“The first priority is that Jon and his family, but specifically Jon, get the help he needs and I know that that is the UFC’s No. 1 priority. I’m glad to see that he’s already checked into a treatment facility. He’s got three beautiful daughters and a fiancee, Jessie, who I’ve had the privilege to meet, and I’m glad to hear that news immediately following this breaking news that’s so unfortunate.”
“In my eyes as an analyst and being that it’s out of competition, no. I don’t think there’s a whole lot of performance enhancement speaking of cocaine. I mean obviously he didn’t take it right before the fight. I think obviously this is going to hurt his image and a lot of the other things he has going on outside of the Octagon for his brand, but this is an opportunity for him to do what’s best for him and his family right now. That’s the No. 1 priority and knowing Jon personally I don’t think there’s anything this kid can’t overcome.”
“It’s going to be difficult. It’s certainly going to be negative for his image.
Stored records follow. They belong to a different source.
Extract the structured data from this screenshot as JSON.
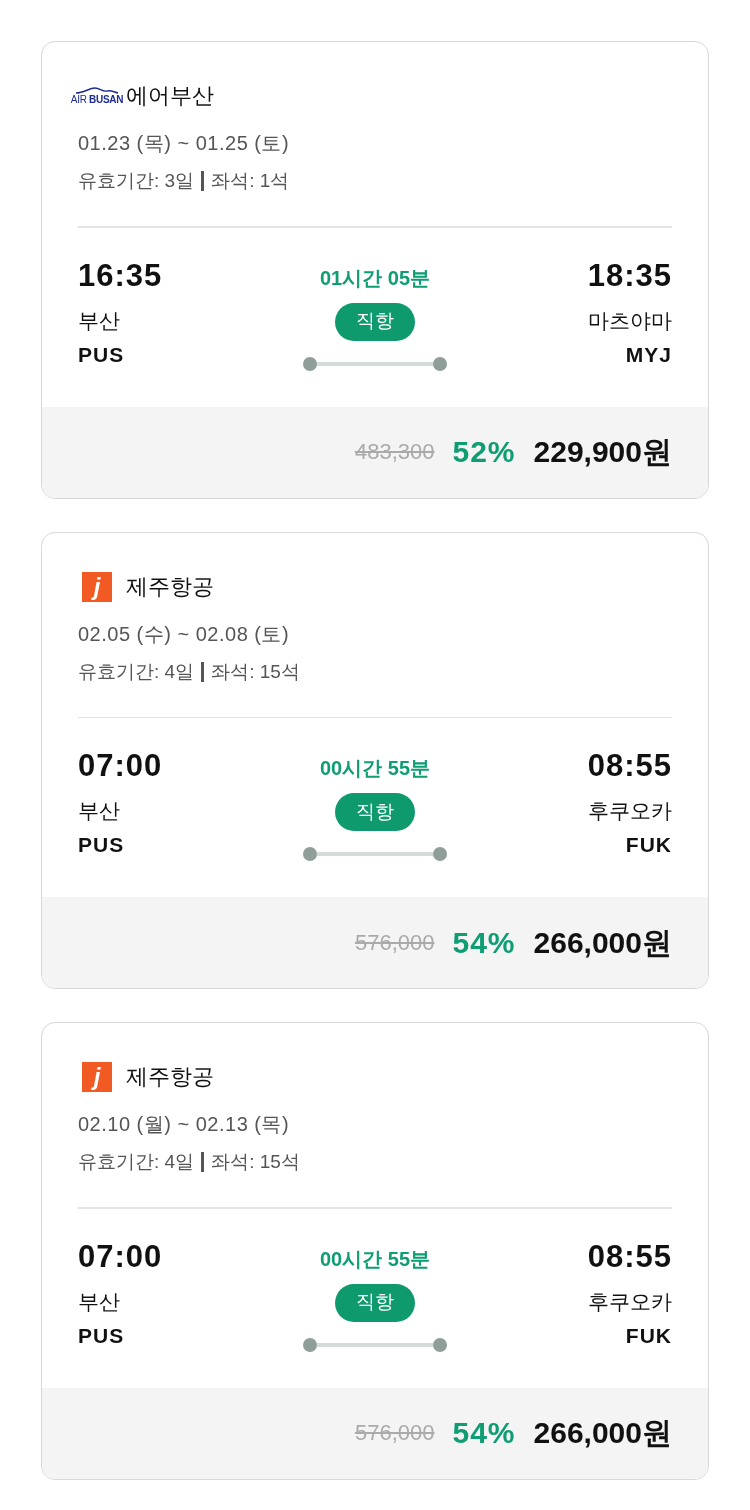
{
  "flights": [
    {
      "airline": {
        "kind": "airbusan",
        "logo_text": "AIR **BUSAN**",
        "name": "에어부산"
      },
      "dates": "01.23 (목) ~ 01.25 (토)",
      "validity": "유효기간: 3일",
      "seats": "좌석: 1석",
      "departure": {
        "time": "16:35",
        "city": "부산",
        "code": "PUS"
      },
      "duration": "01시간 05분",
      "route_type": "직항",
      "arrival": {
        "time": "18:35",
        "city": "마츠야마",
        "code": "MYJ"
      },
      "original_price": "483,300",
      "discount": "52%",
      "price": "229,900원"
    },
    {
      "airline": {
        "kind": "jeju",
        "logo_text": "j",
        "name": "제주항공"
      },
      "dates": "02.05 (수) ~ 02.08 (토)",
      "validity": "유효기간: 4일",
      "seats": "좌석: 15석",
      "departure": {
        "time": "07:00",
        "city": "부산",
        "code": "PUS"
      },
      "duration": "00시간 55분",
      "route_type": "직항",
      "arrival": {
        "time": "08:55",
        "city": "후쿠오카",
        "code": "FUK"
      },
      "original_price": "576,000",
      "discount": "54%",
      "price": "266,000원"
    },
    {
      "airline": {
        "kind": "jeju",
        "logo_text": "j",
        "name": "제주항공"
      },
      "dates": "02.10 (월) ~ 02.13 (목)",
      "validity": "유효기간: 4일",
      "seats": "좌석: 15석",
      "departure": {
        "time": "07:00",
        "city": "부산",
        "code": "PUS"
      },
      "duration": "00시간 55분",
      "route_type": "직항",
      "arrival": {
        "time": "08:55",
        "city": "후쿠오카",
        "code": "FUK"
      },
      "original_price": "576,000",
      "discount": "54%",
      "price": "266,000원"
    }
  ]
}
After the [Cormier] fight [Jones] did some interviews where I thought a lot of people really came around and saw the real side of Jon Jones. People started talking and saying, ‘Hey, give the guy a break. He doesn’t have to be perfect. He can be a little mean.’ So I think this swings the pendulum a little bit back in the opposite direction. He’s going to get criticized and he’s going to have to take this one on the chest, but first and foremost he’s got to worry about himself and his family.
“But look, this is a country where one of the highest paid speakers in the country is [former U.S. president] Bill Clinton and he’s considered a hero in many ways. [Clinton] has certainly overcome much worse than a positive drug test so I think Jon can overcome this.”